Processo: 19/09510-8
Linha de fomento:Bolsas no Exterior - Estágio de Pesquisa - Mestrado
Vigência (Início): 11 de junho de 2019
Vigência (Término): 12 de outubro de 2019
Área do conhecimento:Ciências Agrárias - Medicina Veterinária
Pesquisador responsável:Heidge Fukumasu
Beneficiário:Taismara Kustro Garnica
Supervisor no Exterior: David John Argyle
Instituição-sede: Faculdade de Zootecnia e Engenharia de Alimentos (FZEA). Universidade de São Paulo (USP). Pirassununga , SP, Brasil
Local de pesquisa: University of Edinburgh, Escócia  
Vinculado à bolsa:17/15406-3 - Vesículas extracelulares como potencial marcador preditivo em cães com linfoma multicêntrico, BP.MS
Assunto(s):Oncologia veterinária   Biologia molecular   Quimiorresistência   Cultura de células   Exossomos   Linfoma   Cães

Resumo

Os linfomas caninos são um grupo diversificado de cânceres e estão entre os cânceres mais comuns diagnosticados em cães. Existem mais de 30 tipos descritos de linfoma canino, e esses tipos de câncer variam enormemente em seu comportamento. Os linfomas podem afetar qualquer órgão o corpo, mas mais comumente se originam nos gânglios linfáticos, antes de se espalhar para outros órgãos ,como o baço, fígado e medula óssea. O linfoma multicêntrico é o tipo mais comum de linfoma no cão, e a terapia mais eficaz é a poliquimioterapia onde medicamentos administrados durante várias semanas.
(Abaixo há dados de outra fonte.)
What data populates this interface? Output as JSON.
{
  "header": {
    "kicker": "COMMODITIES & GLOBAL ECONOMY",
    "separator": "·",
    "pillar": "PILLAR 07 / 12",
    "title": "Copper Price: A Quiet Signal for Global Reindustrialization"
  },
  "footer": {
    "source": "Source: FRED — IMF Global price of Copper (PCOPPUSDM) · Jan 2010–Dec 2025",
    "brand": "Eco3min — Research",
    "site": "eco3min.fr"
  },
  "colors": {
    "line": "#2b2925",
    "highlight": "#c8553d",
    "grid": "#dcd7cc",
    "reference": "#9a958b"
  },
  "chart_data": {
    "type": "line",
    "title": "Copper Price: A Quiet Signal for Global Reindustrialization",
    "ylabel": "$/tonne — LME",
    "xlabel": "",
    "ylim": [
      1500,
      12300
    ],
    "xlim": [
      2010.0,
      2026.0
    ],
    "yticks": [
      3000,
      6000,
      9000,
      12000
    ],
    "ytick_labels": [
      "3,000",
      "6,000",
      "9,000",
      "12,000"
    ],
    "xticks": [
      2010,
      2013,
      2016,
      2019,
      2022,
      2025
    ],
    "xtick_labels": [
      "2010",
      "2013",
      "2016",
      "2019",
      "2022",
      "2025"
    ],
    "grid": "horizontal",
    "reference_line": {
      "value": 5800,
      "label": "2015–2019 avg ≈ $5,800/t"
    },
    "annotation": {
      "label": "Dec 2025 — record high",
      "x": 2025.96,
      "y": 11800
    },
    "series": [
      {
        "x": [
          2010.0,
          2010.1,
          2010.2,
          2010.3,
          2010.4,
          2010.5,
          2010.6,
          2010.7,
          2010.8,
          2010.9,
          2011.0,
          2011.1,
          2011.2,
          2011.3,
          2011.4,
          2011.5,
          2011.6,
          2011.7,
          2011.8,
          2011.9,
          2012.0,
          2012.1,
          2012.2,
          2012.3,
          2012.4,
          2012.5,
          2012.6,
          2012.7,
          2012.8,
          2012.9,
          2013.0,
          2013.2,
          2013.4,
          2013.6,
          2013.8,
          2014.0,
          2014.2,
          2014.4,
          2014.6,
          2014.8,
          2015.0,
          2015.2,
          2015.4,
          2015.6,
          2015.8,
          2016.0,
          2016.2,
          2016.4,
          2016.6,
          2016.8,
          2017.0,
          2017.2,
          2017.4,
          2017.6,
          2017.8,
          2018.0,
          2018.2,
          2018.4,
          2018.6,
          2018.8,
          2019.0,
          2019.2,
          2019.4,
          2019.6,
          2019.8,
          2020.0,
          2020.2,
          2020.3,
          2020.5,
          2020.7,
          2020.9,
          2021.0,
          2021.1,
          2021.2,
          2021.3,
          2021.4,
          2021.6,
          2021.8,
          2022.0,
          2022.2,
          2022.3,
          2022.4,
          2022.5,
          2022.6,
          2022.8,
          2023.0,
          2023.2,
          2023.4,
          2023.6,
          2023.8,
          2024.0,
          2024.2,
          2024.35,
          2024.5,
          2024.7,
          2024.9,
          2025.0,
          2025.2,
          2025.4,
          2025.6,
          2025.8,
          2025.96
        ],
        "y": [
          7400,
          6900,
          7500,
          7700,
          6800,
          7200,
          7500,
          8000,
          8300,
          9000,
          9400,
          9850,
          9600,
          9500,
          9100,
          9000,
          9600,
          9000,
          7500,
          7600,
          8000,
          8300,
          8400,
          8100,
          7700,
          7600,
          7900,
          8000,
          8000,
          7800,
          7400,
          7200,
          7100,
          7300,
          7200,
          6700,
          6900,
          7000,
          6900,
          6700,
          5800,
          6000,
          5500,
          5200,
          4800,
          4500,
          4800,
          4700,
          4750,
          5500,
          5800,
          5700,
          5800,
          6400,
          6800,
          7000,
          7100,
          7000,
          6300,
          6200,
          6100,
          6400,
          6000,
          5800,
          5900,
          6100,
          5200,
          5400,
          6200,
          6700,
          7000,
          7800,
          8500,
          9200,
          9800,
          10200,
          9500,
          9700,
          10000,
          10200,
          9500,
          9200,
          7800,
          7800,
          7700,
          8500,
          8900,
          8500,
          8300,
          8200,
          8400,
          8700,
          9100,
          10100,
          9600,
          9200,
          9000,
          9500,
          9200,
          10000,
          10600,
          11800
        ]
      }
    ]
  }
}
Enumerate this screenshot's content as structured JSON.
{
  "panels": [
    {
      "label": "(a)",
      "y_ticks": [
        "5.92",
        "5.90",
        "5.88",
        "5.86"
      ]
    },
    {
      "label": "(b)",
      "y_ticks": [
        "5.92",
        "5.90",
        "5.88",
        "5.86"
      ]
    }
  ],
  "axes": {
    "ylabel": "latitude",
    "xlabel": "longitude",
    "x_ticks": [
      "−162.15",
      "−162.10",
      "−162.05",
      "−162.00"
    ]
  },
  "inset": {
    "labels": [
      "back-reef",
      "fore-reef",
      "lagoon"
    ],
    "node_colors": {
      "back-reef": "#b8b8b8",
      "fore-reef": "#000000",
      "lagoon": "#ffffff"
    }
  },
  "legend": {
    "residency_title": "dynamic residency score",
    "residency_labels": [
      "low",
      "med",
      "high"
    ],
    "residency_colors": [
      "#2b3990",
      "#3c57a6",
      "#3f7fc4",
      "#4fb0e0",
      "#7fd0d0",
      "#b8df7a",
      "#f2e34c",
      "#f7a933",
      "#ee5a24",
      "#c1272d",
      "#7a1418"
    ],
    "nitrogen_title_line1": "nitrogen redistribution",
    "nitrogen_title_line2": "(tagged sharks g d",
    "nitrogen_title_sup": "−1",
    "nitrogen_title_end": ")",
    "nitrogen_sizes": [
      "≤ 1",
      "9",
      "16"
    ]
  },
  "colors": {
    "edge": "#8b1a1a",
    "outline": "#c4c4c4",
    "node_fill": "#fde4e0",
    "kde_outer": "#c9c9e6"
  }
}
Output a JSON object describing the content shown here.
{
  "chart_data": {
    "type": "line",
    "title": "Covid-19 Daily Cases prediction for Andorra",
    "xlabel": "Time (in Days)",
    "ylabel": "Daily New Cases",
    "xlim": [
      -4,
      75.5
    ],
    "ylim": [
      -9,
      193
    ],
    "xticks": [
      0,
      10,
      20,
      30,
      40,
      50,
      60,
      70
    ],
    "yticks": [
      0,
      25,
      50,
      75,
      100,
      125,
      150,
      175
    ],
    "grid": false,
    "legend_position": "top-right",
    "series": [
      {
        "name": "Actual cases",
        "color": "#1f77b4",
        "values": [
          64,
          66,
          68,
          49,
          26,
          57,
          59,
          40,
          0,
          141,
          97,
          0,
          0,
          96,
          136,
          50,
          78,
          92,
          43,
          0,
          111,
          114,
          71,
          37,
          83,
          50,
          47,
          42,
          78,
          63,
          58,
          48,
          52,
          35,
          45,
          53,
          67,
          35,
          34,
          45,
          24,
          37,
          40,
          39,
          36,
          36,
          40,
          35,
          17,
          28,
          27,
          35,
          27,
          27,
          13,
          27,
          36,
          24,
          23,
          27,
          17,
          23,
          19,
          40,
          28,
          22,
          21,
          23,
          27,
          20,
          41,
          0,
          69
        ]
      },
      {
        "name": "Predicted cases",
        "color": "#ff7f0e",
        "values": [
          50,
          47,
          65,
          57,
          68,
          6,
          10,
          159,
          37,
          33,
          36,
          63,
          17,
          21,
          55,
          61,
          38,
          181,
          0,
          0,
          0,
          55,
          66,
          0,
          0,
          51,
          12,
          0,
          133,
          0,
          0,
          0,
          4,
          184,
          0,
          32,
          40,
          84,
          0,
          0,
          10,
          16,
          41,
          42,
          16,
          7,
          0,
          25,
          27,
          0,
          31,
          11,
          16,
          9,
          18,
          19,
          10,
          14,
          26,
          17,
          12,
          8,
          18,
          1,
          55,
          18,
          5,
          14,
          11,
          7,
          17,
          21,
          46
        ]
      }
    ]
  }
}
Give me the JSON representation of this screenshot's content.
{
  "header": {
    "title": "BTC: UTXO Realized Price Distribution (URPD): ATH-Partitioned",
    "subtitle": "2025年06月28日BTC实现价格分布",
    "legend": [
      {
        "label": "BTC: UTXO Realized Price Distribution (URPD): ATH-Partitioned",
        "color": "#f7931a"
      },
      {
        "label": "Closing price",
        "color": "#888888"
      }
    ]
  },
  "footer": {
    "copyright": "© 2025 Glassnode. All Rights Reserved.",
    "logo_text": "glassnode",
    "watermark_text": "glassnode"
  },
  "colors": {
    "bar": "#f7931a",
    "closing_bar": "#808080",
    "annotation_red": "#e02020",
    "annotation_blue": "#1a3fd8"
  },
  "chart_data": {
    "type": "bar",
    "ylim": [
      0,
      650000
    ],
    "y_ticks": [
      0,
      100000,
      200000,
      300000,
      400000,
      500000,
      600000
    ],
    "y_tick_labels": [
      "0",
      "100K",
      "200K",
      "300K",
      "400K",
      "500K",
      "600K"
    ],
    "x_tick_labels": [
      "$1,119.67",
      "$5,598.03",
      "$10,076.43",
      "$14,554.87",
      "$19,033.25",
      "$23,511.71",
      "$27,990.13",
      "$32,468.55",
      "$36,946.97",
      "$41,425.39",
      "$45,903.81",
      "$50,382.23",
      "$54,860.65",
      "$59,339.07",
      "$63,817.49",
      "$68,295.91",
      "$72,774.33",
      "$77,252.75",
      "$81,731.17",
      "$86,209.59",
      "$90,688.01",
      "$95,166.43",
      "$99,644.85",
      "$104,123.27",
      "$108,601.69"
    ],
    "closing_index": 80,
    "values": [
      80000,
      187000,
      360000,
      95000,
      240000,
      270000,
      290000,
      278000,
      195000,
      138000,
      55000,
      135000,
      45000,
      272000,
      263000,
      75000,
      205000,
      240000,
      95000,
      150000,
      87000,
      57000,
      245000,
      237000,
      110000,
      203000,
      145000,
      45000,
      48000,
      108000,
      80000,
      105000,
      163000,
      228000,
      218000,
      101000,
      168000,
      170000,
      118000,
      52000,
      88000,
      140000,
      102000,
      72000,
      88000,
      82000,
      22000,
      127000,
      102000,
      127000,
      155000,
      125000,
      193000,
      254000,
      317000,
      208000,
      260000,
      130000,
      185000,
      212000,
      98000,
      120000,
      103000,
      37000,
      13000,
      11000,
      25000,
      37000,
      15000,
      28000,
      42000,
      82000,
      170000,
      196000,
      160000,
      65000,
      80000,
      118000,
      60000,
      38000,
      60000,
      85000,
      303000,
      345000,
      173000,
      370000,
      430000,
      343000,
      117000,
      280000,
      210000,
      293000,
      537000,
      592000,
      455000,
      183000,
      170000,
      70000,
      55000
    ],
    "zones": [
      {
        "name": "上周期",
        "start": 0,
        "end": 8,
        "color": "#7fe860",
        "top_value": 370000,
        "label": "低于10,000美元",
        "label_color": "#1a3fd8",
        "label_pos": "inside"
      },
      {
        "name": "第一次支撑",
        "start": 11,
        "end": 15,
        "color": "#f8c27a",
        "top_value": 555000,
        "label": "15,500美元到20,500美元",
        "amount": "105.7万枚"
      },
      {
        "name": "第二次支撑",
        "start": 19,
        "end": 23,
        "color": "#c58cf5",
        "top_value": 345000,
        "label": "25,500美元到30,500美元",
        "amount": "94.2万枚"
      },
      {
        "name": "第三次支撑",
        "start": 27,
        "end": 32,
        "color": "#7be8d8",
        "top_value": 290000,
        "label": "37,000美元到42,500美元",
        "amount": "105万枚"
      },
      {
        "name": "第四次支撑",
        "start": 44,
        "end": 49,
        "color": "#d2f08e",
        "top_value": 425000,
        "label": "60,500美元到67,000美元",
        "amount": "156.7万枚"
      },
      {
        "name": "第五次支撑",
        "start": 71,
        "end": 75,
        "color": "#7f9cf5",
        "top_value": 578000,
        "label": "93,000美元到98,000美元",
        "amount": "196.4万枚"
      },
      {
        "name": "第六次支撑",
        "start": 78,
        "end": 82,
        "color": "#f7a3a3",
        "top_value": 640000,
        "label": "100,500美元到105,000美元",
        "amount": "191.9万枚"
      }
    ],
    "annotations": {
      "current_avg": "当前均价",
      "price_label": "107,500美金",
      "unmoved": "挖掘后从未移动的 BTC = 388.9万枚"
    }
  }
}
No entanto, existem altas taxas de recidiva, não havendo nenhum teste diagnóstico para prever a resposta terapêutica. Exossomos são nanovesículas (contendo uma variedade de citocinas, fatores de crescimento, proteínas, lipídios e microRNAs) secretados pelas células para o meio extracelular, onde eles podem ser absorvidos por células vizinhas, ou chegar a tecidos distantes, e mediar vários processos biológicos. Os exossomos foram considerados como os principais mediadores da comunicação intercelular. No câncer de mama humano, a transferência exossômica de material, como o miRNA, tem demonstrado participação na aquisição de quimiorresistência e aumento da oncogenicidade. Estudos demonstraram que em condições de hipóxia o número de exossomos liberados de células humanas de câncer de mama aumentam significativamente levando a uma maior chance de metástase in vivo. As Pesquisas nesse campo ainda são limitadas e há pouca publicação sobre o papel dos exossomos no câncer de animais de companhia. Contudo, nosso objetivo é investigar se os exossomos secretados pelas células do linfoma quimiorresistente podem conduzir a mudança fenotípica de populações de células cancerosas e com isso levar a um fenótipo quimiorresistente. (AU)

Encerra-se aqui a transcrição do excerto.